It’s not hard for MMORPG fans to be excited about the upcoming Warhammer Online: Age of Reckoning. World of Warcraft is starting to become stagnant for many, gripped tightly by a pre-expansion lull. Other genre newcomers like Age of Conan and Pirates of the Burning Sea disappointed players and proved to be stop-gaps and minor distractions between other regular MMO play. WAR is the biggest contender facing Blizzard since WoW launched against Everquest 2, leaving players anticipating a big MMO that feels like a genuinely new experience.
Unfortunately WAR is a product severely hindered by World of Warcraft. In an attempt to beat WoW’s next expansion to stores WAR in its current Open Beta state feels incomplete and full of unrealized potential.
While WAR has long promised to change the PvP space, the game ultimately does not live up to its own acronym. Instead of realizing that balance was the main hindrance behind MMOs having valuable PvP the developers instead focused on integrating PvP throughout the leveling experience. It’s a great way to keep a competitive feeling among players even at low levels, and helps to alleviate the game revolving solely around the end game, but the game doesn’t elevate itself to a point different from any other MMOs.
PvP “strategy” devolves into players overwhelming enemies as a pack. If the pack you’re in is bigger than the pack they’re in, congratulations, you win. Making this even more painful is how drawn out WAR’s combat is.

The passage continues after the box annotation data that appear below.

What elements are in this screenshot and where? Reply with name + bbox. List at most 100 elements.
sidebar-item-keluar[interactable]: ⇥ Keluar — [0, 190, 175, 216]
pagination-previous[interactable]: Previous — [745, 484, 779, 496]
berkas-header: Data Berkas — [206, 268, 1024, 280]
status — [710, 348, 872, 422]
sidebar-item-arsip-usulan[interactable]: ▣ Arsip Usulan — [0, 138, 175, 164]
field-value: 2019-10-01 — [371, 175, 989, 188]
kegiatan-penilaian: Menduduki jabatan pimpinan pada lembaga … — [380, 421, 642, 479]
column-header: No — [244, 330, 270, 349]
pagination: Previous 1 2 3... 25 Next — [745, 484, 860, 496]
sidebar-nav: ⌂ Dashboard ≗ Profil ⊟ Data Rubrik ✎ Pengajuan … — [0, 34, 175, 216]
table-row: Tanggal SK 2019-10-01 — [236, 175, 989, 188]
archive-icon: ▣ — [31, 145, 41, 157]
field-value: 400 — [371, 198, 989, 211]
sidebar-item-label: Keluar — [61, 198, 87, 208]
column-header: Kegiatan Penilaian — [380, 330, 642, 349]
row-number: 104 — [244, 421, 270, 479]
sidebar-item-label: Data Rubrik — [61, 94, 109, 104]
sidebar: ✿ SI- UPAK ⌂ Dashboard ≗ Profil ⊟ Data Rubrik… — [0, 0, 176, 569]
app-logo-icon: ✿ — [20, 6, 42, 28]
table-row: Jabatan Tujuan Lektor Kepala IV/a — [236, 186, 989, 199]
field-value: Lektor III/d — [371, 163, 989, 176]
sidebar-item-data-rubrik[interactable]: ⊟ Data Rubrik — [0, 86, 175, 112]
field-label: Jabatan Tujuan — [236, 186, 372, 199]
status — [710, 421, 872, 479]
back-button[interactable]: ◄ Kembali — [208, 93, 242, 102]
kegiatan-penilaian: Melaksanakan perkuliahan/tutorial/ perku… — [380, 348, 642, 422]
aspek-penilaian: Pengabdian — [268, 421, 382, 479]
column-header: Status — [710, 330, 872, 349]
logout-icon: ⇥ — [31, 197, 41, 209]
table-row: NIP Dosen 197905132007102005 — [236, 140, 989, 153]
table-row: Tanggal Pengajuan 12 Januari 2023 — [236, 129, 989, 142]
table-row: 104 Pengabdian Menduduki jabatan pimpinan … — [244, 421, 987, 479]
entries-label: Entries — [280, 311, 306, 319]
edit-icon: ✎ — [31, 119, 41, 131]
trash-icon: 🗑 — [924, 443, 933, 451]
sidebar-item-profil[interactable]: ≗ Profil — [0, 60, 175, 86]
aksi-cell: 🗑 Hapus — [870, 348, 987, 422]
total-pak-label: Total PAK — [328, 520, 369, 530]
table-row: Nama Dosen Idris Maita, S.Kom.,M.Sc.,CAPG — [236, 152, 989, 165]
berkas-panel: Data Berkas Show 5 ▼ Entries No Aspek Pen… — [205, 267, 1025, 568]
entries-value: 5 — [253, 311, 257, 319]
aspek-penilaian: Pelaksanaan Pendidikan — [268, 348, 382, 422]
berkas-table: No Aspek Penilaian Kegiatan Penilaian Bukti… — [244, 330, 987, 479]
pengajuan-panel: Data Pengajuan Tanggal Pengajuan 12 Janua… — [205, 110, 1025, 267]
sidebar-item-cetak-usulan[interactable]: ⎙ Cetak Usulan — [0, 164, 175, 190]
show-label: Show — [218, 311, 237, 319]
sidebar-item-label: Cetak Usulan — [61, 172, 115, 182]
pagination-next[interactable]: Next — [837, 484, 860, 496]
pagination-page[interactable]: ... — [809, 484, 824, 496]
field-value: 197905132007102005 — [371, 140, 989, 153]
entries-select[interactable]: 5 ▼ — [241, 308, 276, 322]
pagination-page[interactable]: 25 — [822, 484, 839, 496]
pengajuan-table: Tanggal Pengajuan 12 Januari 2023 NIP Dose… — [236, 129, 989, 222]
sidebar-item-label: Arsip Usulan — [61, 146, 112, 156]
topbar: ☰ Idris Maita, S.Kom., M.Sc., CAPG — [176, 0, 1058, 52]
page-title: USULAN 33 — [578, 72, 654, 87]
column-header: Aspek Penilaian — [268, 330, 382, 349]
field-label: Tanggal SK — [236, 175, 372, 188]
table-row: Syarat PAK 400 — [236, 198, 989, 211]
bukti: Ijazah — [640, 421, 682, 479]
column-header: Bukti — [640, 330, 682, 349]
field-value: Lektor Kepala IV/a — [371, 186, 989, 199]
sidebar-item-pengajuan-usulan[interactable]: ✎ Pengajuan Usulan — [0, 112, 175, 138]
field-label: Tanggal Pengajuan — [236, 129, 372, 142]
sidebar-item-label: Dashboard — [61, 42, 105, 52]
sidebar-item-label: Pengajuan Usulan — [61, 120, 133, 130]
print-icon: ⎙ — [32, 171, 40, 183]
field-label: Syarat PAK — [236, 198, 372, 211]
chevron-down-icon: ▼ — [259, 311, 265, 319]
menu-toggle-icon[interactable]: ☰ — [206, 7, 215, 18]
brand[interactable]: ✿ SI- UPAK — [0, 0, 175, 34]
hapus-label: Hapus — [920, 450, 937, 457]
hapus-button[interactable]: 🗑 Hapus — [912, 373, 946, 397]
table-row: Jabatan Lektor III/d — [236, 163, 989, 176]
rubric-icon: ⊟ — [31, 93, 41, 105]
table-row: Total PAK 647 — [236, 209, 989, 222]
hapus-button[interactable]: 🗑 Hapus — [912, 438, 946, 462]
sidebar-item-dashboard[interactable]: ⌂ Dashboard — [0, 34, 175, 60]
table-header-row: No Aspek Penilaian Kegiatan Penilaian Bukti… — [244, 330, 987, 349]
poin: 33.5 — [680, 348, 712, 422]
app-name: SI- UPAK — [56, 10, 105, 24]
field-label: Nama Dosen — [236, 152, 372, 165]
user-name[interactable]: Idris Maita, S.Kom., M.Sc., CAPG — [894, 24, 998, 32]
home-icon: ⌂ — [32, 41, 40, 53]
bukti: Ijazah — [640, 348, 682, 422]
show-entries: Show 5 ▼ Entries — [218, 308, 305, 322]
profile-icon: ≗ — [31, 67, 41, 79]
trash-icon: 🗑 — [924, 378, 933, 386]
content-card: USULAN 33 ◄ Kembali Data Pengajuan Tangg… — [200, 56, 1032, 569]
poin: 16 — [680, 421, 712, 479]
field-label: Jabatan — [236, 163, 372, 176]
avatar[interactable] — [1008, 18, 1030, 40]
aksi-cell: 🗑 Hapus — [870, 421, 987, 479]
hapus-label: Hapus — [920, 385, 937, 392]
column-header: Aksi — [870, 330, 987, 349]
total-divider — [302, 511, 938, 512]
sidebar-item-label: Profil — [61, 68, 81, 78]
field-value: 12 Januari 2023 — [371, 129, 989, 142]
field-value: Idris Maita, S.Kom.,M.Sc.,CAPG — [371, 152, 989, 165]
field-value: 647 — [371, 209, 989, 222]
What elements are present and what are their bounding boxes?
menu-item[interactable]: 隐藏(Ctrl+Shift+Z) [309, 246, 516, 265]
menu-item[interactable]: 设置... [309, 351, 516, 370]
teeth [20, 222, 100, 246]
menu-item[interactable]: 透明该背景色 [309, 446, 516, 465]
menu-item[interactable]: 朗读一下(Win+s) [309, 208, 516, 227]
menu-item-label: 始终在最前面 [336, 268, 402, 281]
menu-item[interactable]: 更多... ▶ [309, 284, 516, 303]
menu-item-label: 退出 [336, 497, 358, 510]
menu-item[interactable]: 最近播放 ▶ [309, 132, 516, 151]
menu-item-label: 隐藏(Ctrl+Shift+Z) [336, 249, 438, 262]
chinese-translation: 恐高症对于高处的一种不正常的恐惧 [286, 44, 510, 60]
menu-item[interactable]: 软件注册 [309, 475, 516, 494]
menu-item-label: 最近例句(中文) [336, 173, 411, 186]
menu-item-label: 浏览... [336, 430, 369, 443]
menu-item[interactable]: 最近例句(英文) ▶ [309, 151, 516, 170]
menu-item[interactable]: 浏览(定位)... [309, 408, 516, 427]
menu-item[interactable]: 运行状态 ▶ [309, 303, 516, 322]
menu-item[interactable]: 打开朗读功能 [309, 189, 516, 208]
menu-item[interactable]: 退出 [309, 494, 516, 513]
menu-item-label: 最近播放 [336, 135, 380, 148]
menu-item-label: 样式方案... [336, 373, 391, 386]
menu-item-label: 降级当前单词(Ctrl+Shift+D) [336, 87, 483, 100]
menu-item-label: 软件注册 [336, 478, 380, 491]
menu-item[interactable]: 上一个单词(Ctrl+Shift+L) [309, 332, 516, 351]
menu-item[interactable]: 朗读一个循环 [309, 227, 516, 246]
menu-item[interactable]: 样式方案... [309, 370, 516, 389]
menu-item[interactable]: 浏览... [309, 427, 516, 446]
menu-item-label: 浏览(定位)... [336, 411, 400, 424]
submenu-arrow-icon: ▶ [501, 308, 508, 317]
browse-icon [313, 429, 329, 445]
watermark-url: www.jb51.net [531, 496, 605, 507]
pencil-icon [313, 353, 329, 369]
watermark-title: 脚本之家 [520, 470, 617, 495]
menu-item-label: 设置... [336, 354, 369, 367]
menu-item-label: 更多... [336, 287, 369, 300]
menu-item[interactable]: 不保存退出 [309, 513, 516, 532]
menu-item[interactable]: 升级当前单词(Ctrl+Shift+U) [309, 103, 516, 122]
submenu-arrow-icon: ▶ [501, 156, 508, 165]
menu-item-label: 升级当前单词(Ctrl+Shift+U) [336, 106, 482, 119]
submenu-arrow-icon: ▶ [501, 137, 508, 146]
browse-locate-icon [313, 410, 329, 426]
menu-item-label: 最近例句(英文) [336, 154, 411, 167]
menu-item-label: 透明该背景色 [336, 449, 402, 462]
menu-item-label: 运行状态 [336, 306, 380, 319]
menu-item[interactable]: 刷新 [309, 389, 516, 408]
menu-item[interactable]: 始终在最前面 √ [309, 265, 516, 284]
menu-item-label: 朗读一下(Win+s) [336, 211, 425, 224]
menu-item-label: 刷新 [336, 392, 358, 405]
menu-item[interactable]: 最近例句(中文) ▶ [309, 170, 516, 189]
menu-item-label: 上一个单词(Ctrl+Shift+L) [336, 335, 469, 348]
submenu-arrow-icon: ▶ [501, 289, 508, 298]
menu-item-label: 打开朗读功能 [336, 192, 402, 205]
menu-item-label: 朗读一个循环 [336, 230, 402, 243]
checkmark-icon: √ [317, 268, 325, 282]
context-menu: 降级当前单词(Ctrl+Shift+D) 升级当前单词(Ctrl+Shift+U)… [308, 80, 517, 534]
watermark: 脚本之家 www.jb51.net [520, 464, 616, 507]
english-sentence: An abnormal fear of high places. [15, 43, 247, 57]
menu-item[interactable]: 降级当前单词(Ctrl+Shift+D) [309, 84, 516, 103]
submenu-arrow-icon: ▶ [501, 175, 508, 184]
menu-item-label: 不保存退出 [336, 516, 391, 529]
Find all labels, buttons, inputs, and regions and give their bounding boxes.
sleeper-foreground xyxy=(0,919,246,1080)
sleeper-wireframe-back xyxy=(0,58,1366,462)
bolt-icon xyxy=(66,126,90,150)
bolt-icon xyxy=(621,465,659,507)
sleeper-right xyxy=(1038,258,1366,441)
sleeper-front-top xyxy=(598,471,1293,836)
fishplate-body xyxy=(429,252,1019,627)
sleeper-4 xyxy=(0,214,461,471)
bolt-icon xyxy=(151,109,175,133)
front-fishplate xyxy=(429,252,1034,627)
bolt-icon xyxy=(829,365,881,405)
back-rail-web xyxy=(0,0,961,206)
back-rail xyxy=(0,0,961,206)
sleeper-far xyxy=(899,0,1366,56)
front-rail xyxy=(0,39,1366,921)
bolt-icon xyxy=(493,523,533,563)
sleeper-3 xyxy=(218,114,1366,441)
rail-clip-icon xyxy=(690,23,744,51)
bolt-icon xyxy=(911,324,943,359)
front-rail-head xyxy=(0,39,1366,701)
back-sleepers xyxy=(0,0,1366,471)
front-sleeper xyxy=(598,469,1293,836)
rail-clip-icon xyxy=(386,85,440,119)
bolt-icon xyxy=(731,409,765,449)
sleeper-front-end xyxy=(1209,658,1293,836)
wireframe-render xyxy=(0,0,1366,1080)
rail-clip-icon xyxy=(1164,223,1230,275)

Battles decided from the outcome take place in slow motion before your eyes as you watch you continue to whittle your opponents bar down at a faster rate than he can to yours. There are no turning points in battles, and the only “strategy” is for the player who knows they’re bound to lose to retreat back to allies to outnumber you.
The combat itself feels beyond basic for certain classes. Black Orcs, for example, need to use certain moves to open up more powerful abilities. This leaves you using the same abilities in the same order for every battle over and over again hoping your opponent drops before you do. It creates an overwhelming sense of monotony. This is amplified in PvE content with so few enemy types. Enemies are either hardy enemies with low damage output or weak enemies with high damage output from a distance that settle for a decent melee damage output when you run up to them. Really, that’s about as exotic as it gets, and because of the deeply rooted “faction rivalries” in the game you can expect about 80% of the PvE enemies you fight to be the race your faction hates.
Public Quests are another example of a great idea gone completely wrong in Warhammer Online. They’re scripted events around the world that players contribute to as a group without having to commit, with immediate loot rewards for players who are most helpful in addition to Influence Rewards that can be earned by anyone. You get Influence Points for each monster you kill and objective you complete, with bigger rewards for the more difficult kills. Its good fun for awhile and it leads to the best rewards you’re able to obtain while leveling up.
It doesn’t take long however to notice that repetitive nature of Public Quests. For example, let’s say one PQ has players killing 125 dwarf soldiers before introducing a boss who is a dwarf with about ten times as much health as the dwarves you were just killing. You’re still trying to earn enough influence points to get the reward, but you’ve already been killing these same dwarves for half an hour, so you look around the zone to find another PQ. You walk for about two minutes before coming up on another PQ where players now have to kill 150 dwarf road workers before the ultimate dwarf road worker comes out and defends the realm.
While Public Quests are certain to initially wow players, they’re ultimately incredibly linear, repetitive, and unbalanced. Once again it comes back to players being able to overwhelm enemies with numbers to trump the time limit to progress to the next stage of the PQ. At low levels PQs serve as a substitute to other MMOs dungeons, and they really are unable to compete. Enemy types are unvaried and unimaginative, and instead of being split up by interesting and excited boss encounters throughout they force players to grind through all the trash before getting to a boss that feels like a bloated fight against a standard enemy.
Some tiers of zones don’t have anywhere near enough quests to assist you in leveling an adequate amount to progress on through the game, so players resort to constantly redoing public quests and PvP to help them gain experience. Races also have had crucial classes cut, leaving certain races to level through their zones without adequate class balance. One of the worst offenders of this is the tank class being cut from Dark Elves, meaning you’ll be hard pressed to have anyone around to tank boss mobs spawned from Public Quests.
WAR just feels rushed in so many aspects. Afraid to be crushed by a WoW expansion in the same way Vanguard was it is giving players full access to a beta when it releases September 18, 2008.